Забыв закрыть рот, Рами побежал. Винтовочная стрельба неслась вслед, но как-то бестолково, Рами не слышал даже визга пролетающих пуль. Лишь одна прошла рядом, расплющившись о наклонную ферму перед лицом. Он обернулся и выстрелил в ответ — в кучу мокрого щебня на другой стороне. Пуля щелкнула, расплескав мелкие камушки. Он не видел, где сидят остолопы, но выстрелил еще раз... и еще...

Потом спохватился — бежать... но от подножия щебневой кучи отсверкнуло... Вспышка одиночного выстрела... Он сначала услышал этот отвратительный звук — свист рассекаемого воздуха, переходящий в тупой хлопок пробиваемой одежды — и только потом почувствовал страшный, опустошающий удар в живот. Горячая боль взорвалась в кишках, Рами думал, что эта боль согнет его, как перочинный ножик, но его вдруг потянуло назад, он, не целясь, от пояса, пальнул в тот берег, и отдача собственного выстрела опрокинула его с подогнувшихся ног.

Он пал... навзничь... нечувствительно ударившись о гудящий настил спиной и затылком, и совершенно без усилий — голова, как мячик, подпрыгнула кверху — посмотрел на свой живот, на неряшливую, в клочьях ваты, дыру в телогрейке, края которой голубовато тлели. Боль усилилась вдесятеро, он захлебнулся воздухом, набираемым для крика, но этот последний глубокий вдох словно порвал какие-то пленки внутри тела — через дыру высоким фонтанчиком выплеснулась кровь. Он прижал к дыре левую ладонь и заскреб ногами, отталкивая от себя настил. Тело его, елозя спиной по доскам, поползло куда-то, винтовка в правой, заклиненной намертво руке, самостоятельно ползла рядом. Он диковато косился на нее, ничего не соображая. Потом боль изменилась, из раздирающей внутренности точки расширилась на весь живот и ослабела — кровь перестала выдавливать ладонь из раны, как пробку из винного бочонка, и липко поползла под рубаху. Он загнал наконец свое брыкающее тело в расселину меж двумя заплатами настила, на мягкие, словно обитые фетром, балки, втащил следом винтовку и замер...

И вот теперь...

Суки!.. — думал Рами, чувствуя, как потеет и потеет дыра в животе липкой и красной густотой.

Виноватых было двое.

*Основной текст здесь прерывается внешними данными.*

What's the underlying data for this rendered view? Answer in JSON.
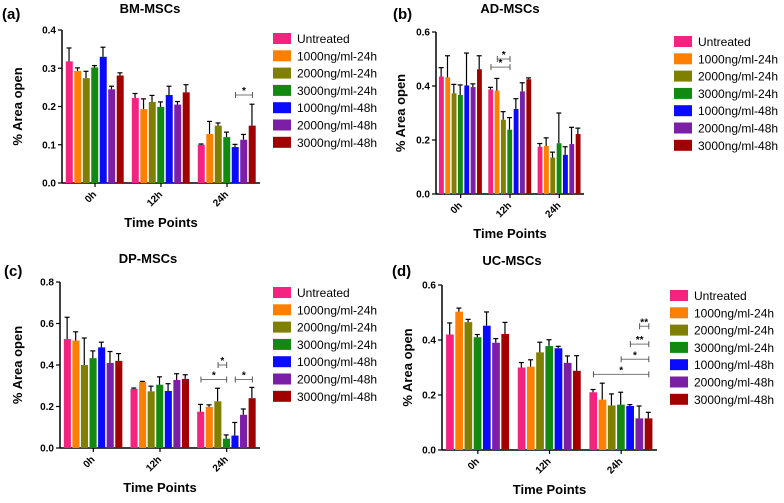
{
  "legend": [
    "Untreated",
    "1000ng/ml-24h",
    "2000ng/ml-24h",
    "3000ng/ml-24h",
    "1000ng/ml-48h",
    "2000ng/ml-48h",
    "3000ng/ml-48h"
  ],
  "colors": [
    "#f4237f",
    "#ff8000",
    "#808000",
    "#128a12",
    "#0a0aff",
    "#7b1fa6",
    "#a00000"
  ],
  "chart_data": [
    {
      "type": "bar",
      "panel": "(a)",
      "title": "BM-MSCs",
      "xlabel": "Time Points",
      "ylabel": "% Area open",
      "ylim": [
        0,
        0.4
      ],
      "yticks": [
        "0.0",
        "0.1",
        "0.2",
        "0.3",
        "0.4"
      ],
      "ytick_values": [
        0,
        0.1,
        0.2,
        0.3,
        0.4
      ],
      "categories": [
        "0h",
        "12h",
        "24h"
      ],
      "values": [
        [
          0.318,
          0.293,
          0.274,
          0.302,
          0.33,
          0.245,
          0.281
        ],
        [
          0.222,
          0.193,
          0.212,
          0.199,
          0.23,
          0.205,
          0.237
        ],
        [
          0.1,
          0.128,
          0.15,
          0.12,
          0.094,
          0.113,
          0.15
        ]
      ],
      "errors": [
        [
          0.035,
          0.008,
          0.018,
          0.005,
          0.025,
          0.008,
          0.007
        ],
        [
          0.012,
          0.027,
          0.017,
          0.013,
          0.023,
          0.008,
          0.02
        ],
        [
          0.002,
          0.033,
          0.007,
          0.013,
          0.007,
          0.014,
          0.056
        ]
      ],
      "significance": [
        {
          "group": 2,
          "from": 4,
          "to": 6,
          "y": 0.23,
          "label": "*"
        }
      ]
    },
    {
      "type": "bar",
      "panel": "(b)",
      "title": "AD-MSCs",
      "xlabel": "Time Points",
      "ylabel": "% Area open",
      "ylim": [
        0,
        0.6
      ],
      "yticks": [
        "0.0",
        "0.2",
        "0.4",
        "0.6"
      ],
      "ytick_values": [
        0,
        0.2,
        0.4,
        0.6
      ],
      "categories": [
        "0h",
        "12h",
        "24h"
      ],
      "values": [
        [
          0.435,
          0.432,
          0.373,
          0.367,
          0.402,
          0.396,
          0.462
        ],
        [
          0.387,
          0.383,
          0.275,
          0.238,
          0.315,
          0.38,
          0.425
        ],
        [
          0.175,
          0.178,
          0.135,
          0.188,
          0.145,
          0.185,
          0.222
        ]
      ],
      "errors": [
        [
          0.033,
          0.08,
          0.033,
          0.037,
          0.12,
          0.012,
          0.05
        ],
        [
          0.008,
          0.045,
          0.03,
          0.045,
          0.038,
          0.032,
          0.005
        ],
        [
          0.012,
          0.03,
          0.02,
          0.112,
          0.03,
          0.062,
          0.022
        ]
      ],
      "significance": [
        {
          "group": 1,
          "from": 1,
          "to": 3,
          "y": 0.5,
          "label": "*"
        },
        {
          "group": 1,
          "from": 0,
          "to": 3,
          "y": 0.47,
          "label": "*"
        }
      ]
    },
    {
      "type": "bar",
      "panel": "(c)",
      "title": "DP-MSCs",
      "xlabel": "Time Points",
      "ylabel": "% Area open",
      "ylim": [
        0,
        0.8
      ],
      "yticks": [
        "0.0",
        "0.2",
        "0.4",
        "0.6",
        "0.8"
      ],
      "ytick_values": [
        0,
        0.2,
        0.4,
        0.6,
        0.8
      ],
      "categories": [
        "0h",
        "12h",
        "24h"
      ],
      "values": [
        [
          0.525,
          0.518,
          0.4,
          0.433,
          0.485,
          0.41,
          0.42
        ],
        [
          0.285,
          0.318,
          0.273,
          0.305,
          0.275,
          0.328,
          0.333
        ],
        [
          0.175,
          0.198,
          0.225,
          0.045,
          0.06,
          0.16,
          0.24
        ]
      ],
      "errors": [
        [
          0.105,
          0.042,
          0.13,
          0.035,
          0.025,
          0.055,
          0.035
        ],
        [
          0.004,
          0.003,
          0.025,
          0.038,
          0.035,
          0.03,
          0.02
        ],
        [
          0.035,
          0.01,
          0.063,
          0.018,
          0.063,
          0.028,
          0.052
        ]
      ],
      "significance": [
        {
          "group": 2,
          "from": 2,
          "to": 3,
          "y": 0.4,
          "label": "*"
        },
        {
          "group": 2,
          "from": 0,
          "to": 3,
          "y": 0.33,
          "label": "*"
        },
        {
          "group": 2,
          "from": 4,
          "to": 6,
          "y": 0.33,
          "label": "*"
        }
      ]
    },
    {
      "type": "bar",
      "panel": "(d)",
      "title": "UC-MSCs",
      "xlabel": "Time Points",
      "ylabel": "% Area open",
      "ylim": [
        0,
        0.6
      ],
      "yticks": [
        "0.0",
        "0.2",
        "0.4",
        "0.6"
      ],
      "ytick_values": [
        0,
        0.2,
        0.4,
        0.6
      ],
      "categories": [
        "0h",
        "12h",
        "24h"
      ],
      "values": [
        [
          0.42,
          0.503,
          0.465,
          0.41,
          0.452,
          0.39,
          0.422
        ],
        [
          0.3,
          0.303,
          0.355,
          0.378,
          0.37,
          0.317,
          0.288
        ],
        [
          0.21,
          0.183,
          0.162,
          0.165,
          0.16,
          0.115,
          0.115
        ]
      ],
      "errors": [
        [
          0.042,
          0.013,
          0.01,
          0.01,
          0.05,
          0.015,
          0.042
        ],
        [
          0.018,
          0.025,
          0.037,
          0.023,
          0.007,
          0.025,
          0.055
        ],
        [
          0.01,
          0.06,
          0.042,
          0.045,
          0.005,
          0.045,
          0.022
        ]
      ],
      "significance": [
        {
          "group": 2,
          "from": 5,
          "to": 6,
          "y": 0.45,
          "label": "**"
        },
        {
          "group": 2,
          "from": 4,
          "to": 6,
          "y": 0.385,
          "label": "**"
        },
        {
          "group": 2,
          "from": 3,
          "to": 6,
          "y": 0.33,
          "label": "*"
        },
        {
          "group": 2,
          "from": 0,
          "to": 6,
          "y": 0.275,
          "label": "*"
        }
      ]
    }
  ]
}
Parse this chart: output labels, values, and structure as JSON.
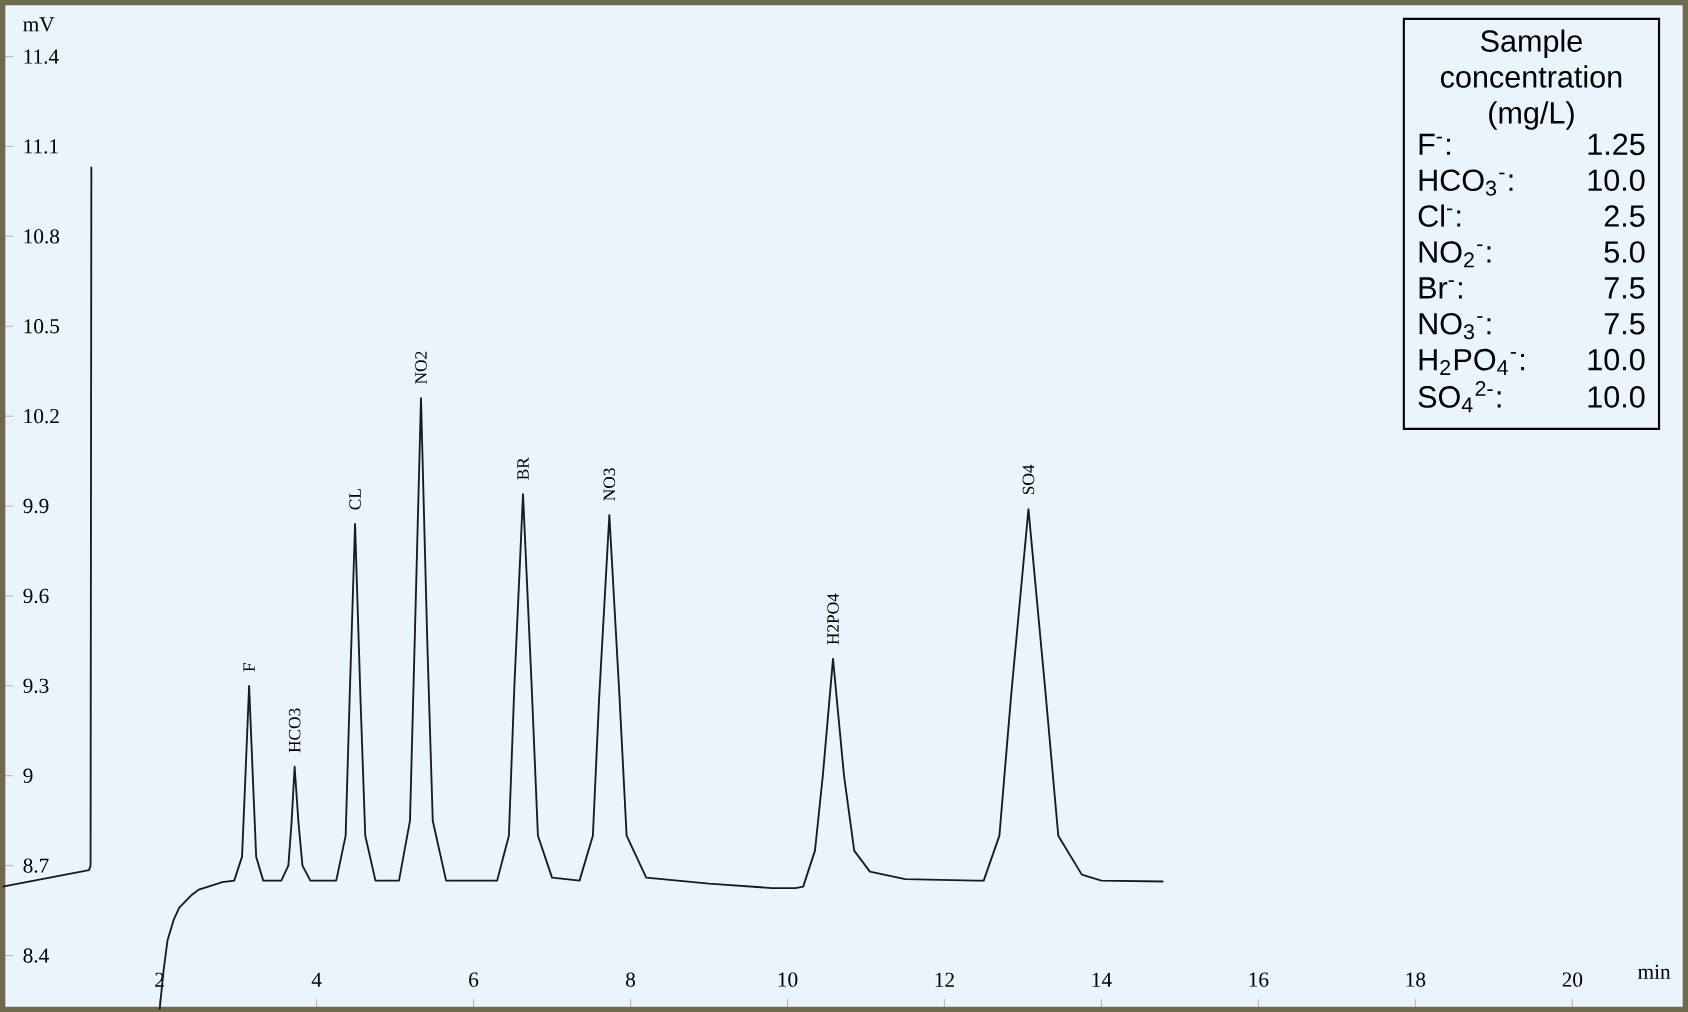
{
  "chart_data": {
    "type": "line",
    "xlabel": "min",
    "ylabel": "mV",
    "xlim": [
      0,
      21.44
    ],
    "ylim": [
      8.22,
      11.58
    ],
    "xticks": [
      2,
      4,
      6,
      8,
      10,
      12,
      14,
      16,
      18,
      20
    ],
    "yticks": [
      8.4,
      8.7,
      9,
      9.3,
      9.6,
      9.9,
      10.2,
      10.5,
      10.8,
      11.1,
      11.4
    ],
    "series": [
      {
        "color": "#1a1a1a",
        "x": [
          0,
          0.3,
          0.6,
          0.9,
          1.1,
          1.12,
          1.13,
          1.5,
          2.0,
          2.05,
          2.1,
          2.18,
          2.25,
          2.4,
          2.5,
          2.8,
          2.95,
          3.05,
          3.09,
          3.14,
          3.19,
          3.23,
          3.32,
          3.55,
          3.64,
          3.68,
          3.72,
          3.77,
          3.82,
          3.92,
          4.25,
          4.37,
          4.42,
          4.49,
          4.56,
          4.62,
          4.75,
          5.05,
          5.19,
          5.25,
          5.33,
          5.41,
          5.48,
          5.65,
          6.3,
          6.45,
          6.52,
          6.63,
          6.74,
          6.82,
          7.0,
          7.35,
          7.52,
          7.6,
          7.73,
          7.86,
          7.95,
          8.2,
          9.0,
          9.8,
          10.1,
          10.2,
          10.35,
          10.45,
          10.58,
          10.72,
          10.85,
          11.05,
          11.5,
          12.4,
          12.5,
          12.7,
          12.85,
          13.07,
          13.29,
          13.45,
          13.75,
          14.0,
          14.78
        ],
        "values": [
          8.63,
          8.645,
          8.66,
          8.675,
          8.685,
          8.7,
          11.03,
          null,
          8.22,
          8.35,
          8.45,
          8.52,
          8.56,
          8.6,
          8.62,
          8.645,
          8.65,
          8.73,
          8.98,
          9.3,
          8.98,
          8.73,
          8.65,
          8.65,
          8.7,
          8.84,
          9.03,
          8.84,
          8.7,
          8.65,
          8.65,
          8.8,
          9.25,
          9.84,
          9.25,
          8.8,
          8.65,
          8.65,
          8.85,
          9.45,
          10.26,
          9.45,
          8.85,
          8.65,
          8.65,
          8.8,
          9.3,
          9.94,
          9.3,
          8.8,
          8.66,
          8.65,
          8.8,
          9.26,
          9.87,
          9.26,
          8.8,
          8.66,
          8.64,
          8.625,
          8.625,
          8.63,
          8.75,
          9.0,
          9.39,
          9.0,
          8.75,
          8.68,
          8.655,
          8.65,
          8.65,
          8.8,
          9.27,
          9.89,
          9.27,
          8.8,
          8.67,
          8.65,
          8.647
        ]
      }
    ],
    "annotations": [
      {
        "text": "F",
        "x": 3.14,
        "y": 9.3
      },
      {
        "text": "HCO3",
        "x": 3.72,
        "y": 9.03
      },
      {
        "text": "CL",
        "x": 4.49,
        "y": 9.84
      },
      {
        "text": "NO2",
        "x": 5.33,
        "y": 10.26
      },
      {
        "text": "BR",
        "x": 6.63,
        "y": 9.94
      },
      {
        "text": "NO3",
        "x": 7.73,
        "y": 9.87
      },
      {
        "text": "H2PO4",
        "x": 10.58,
        "y": 9.39
      },
      {
        "text": "SO4",
        "x": 13.07,
        "y": 9.89
      },
      "Sample concentration (mg/L)",
      "F$^{-}$:",
      "1.25",
      "HCO$_{3}$$^{-}$:",
      "10.0",
      "Cl$^{-}$:",
      "2.5",
      "NO$_{2}$$^{-}$:",
      "5.0",
      "Br$^{-}$:",
      "7.5",
      "NO$_{3}$$^{-}$:",
      "7.5",
      "H$_{2}$PO$_{4}$$^{-}$:",
      "10.0",
      "SO$_{4}$$^{2-}$:",
      "10.0"
    ]
  }
}
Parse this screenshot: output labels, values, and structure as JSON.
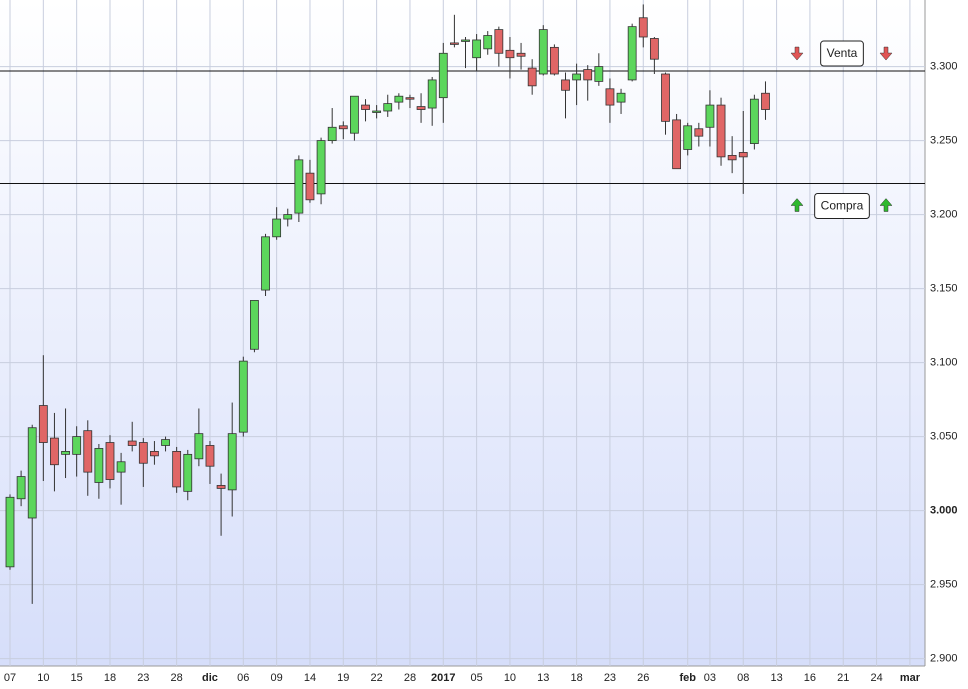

Ветеран, не умеющий следить за языком, и повар, не умеющий вообще ни хрена.

Хуже всего было то, что не пошевелиться. Он лежал в проломе между первой и третьей перешибленными балками, дощатый настил был вровень с его лицом, ноги не входили в нору, зацепившись каблуками за край настила, и голова не входила тоже — лежала как на подушке, опираясь затылком на балку. «Гаранд» лежал рядом, покорно и преданно, вдоль тела, выступая стволом наружу.

Он был, наверное, незаметен с того берега. Иначе те продолжали бы стрелять. Сам он берега тоже не видел. В поле зрения было небо — высокое, бледное, с голубыми разводами, солнце подсвечивало их снизу, слепя уголок левого глаза. Железные фермы моста смыкались прямо в небе. Двутавры, замкнутые в квадрат, и диагональная укосина между ними. Солнце вызолачивало обширные ржавые пятна. На верхние фермы редко, по одной, присаживались чайки.

Чувствуя, как в его глазах спекается солнце, Рами смотрел и смотрел на них.

Вблизи чайки оказались неожиданно крупными птицами. Перья их неопрятно топорщились, вихрами приподнимаясь на суставах. Ветер, скребущий вдоль моста, ерошил их, мимолетно открывая взгляду голубоватую изнанку. При особенно сильных порывах чайки шевелили головами и нетерпеливо переступали по железу голыми красными лапами. Коготки их чуть слышно, но отчетливо поскрипывали, задевая металл.

Они сидели довольно близко, Рами подумал вдруг, что впервые видит речную чайку со столь малого расстояния.

Его смущал их неопрятный грязновато-серый цвет. Словно плохо отстиранная простынь гостиничной койки. Когда в Понти только-только вводили временные гарнизоны, Рами успел поночевать в гостиницах. Их селили тогда в настоящие номера, с настоящими кроватями. По два ополченца в номер, после вшивых теплушек, угольной гари и соломы на полу это казалось курортом. Рами такого и не ожидал. Да и никто не ожидал. Хорошее было время, подумал Рами. Время не войны — вооруженного присутствия. Время кроватей, вечернего покера и щипания горничных за пухлые деревенские задницы. Все горничные были как на подбор — рослые дылды, широченный зад и простоватое веснушчатое лицо. Словно инкубаторного разведения. И на щипки они реагировали одинаково — визгом и убеганием. И одинаковы были в неумении как следует выстирать простыни.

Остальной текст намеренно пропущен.